The programmes for the OSJ Unlocked concerts have been partly inspired by the orchestra’s determination to tackle the lack of diversity in the classical music profession.
“It’s very difficult for an orchestra as small as mine to do much about it,” John admits. “But we are going to invite some youngsters into rehearsals, and also invite student players to come and play as guests, and hopefully in amongst them, we will include people of colour.
“I’ve also been looking into black composers and I’ve found some very good pieces. There’s the famous composer, Boulogne, who was nicknamed the ‘black Mozart’. The trouble is that the music of that period pretty much all sounded like Mozart, and he was the best at that!
“But when you come into the late 19th century/beginning of the 20th century, it doesn’t all sound the same and there’s some really good composers – George Walker, Samuel Coleridge-Taylor, and a fellow called Coleridge Taylor Perkinson, whose parents christened him that because of the composer, and he’s written a brilliant serenade.
“Then there’s the Negro Folk Symphony by William Dawson, which is very good. So we’re going to try to include some of those in our concerts.”
The first OSJ Unlocked concert, on September 26th, includes the Bloch Concerto Grosso, Samuel Coleridge-Taylor’s motet Summer is Gone and Dvorak’s String Serenade.
On October 17th, orchestra leader Jan Schmolck (violin) and Tim Horton (piano) perform Mozart’s Sonata in B flat, KV454, Brahms’ Sonata No.2 in A major, op.100 and Ravel’s Tzigane.
Soprano Ilona Domnich joins the orchestra on November 28th for a programme that includes Glazunov’s Intermezzo Romantico, Faure’s Four Songs, Samuel Coleridge-Taylor’s African Suite: Danse nègre and Wagner’s Siegfried Idyll.
The December concert (date to be announced) includes Karlowicz’s String Serenade, Hurd’s motet Love made me welcome and Tchaikovsky’s String Serenade.

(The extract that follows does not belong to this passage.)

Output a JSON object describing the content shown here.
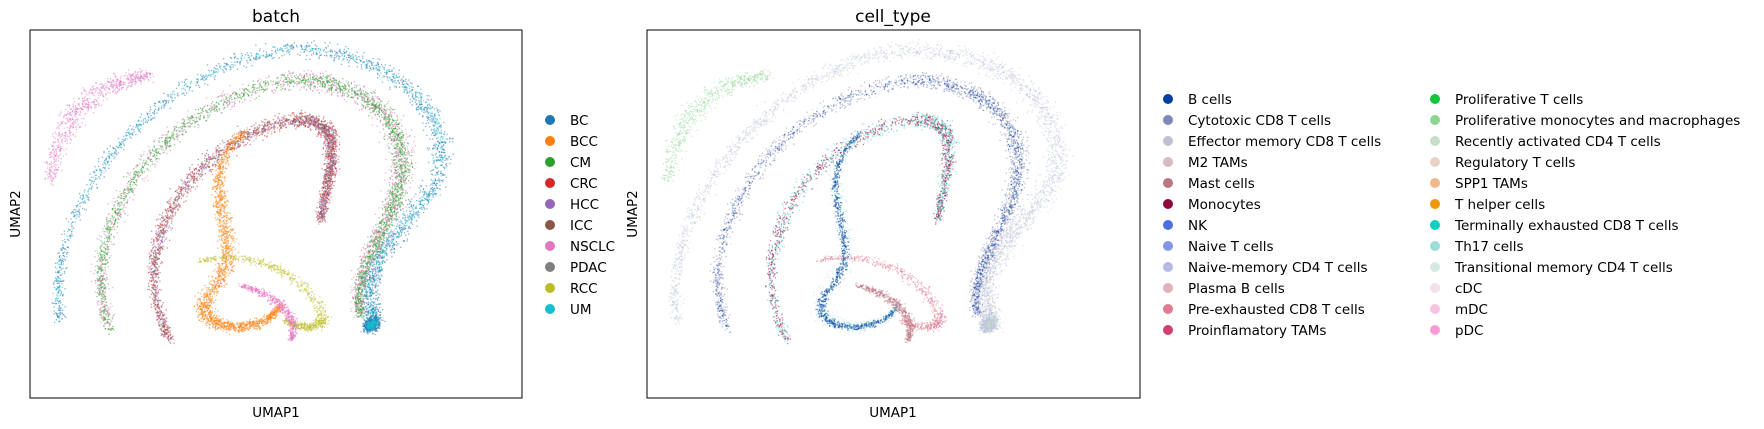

Each concert lasts an hour and will be performed twice, at 6pm and 8pm, with an audience capacity of a hundred for each performance – spaced out according to social distancing guidelines, of course.
“Dorchester is ideal,” enthuses John. “I’ve managed to persuade them to let me turn the Abbey round, so we’re going to play in the pews, with two people in each pew, then the audience will be where you go in. We can put out however many chairs are needed, and there’s enough chairs available to change them all for the second concert.”
Coming up later in the year are the OSJ’s traditional Christmas concert at the Ashmolean (13th December) and New Year’s Eve Strauss Gala at Dorchester Abbey.
Bach’s St Matthew Passion and Handel’s Messiah are planned for 2021.
Meanwhile, John is hoping that the OSJ Unlocked concerts will go ahead. Nothing is certain these days, but his fingers are tightly crossed.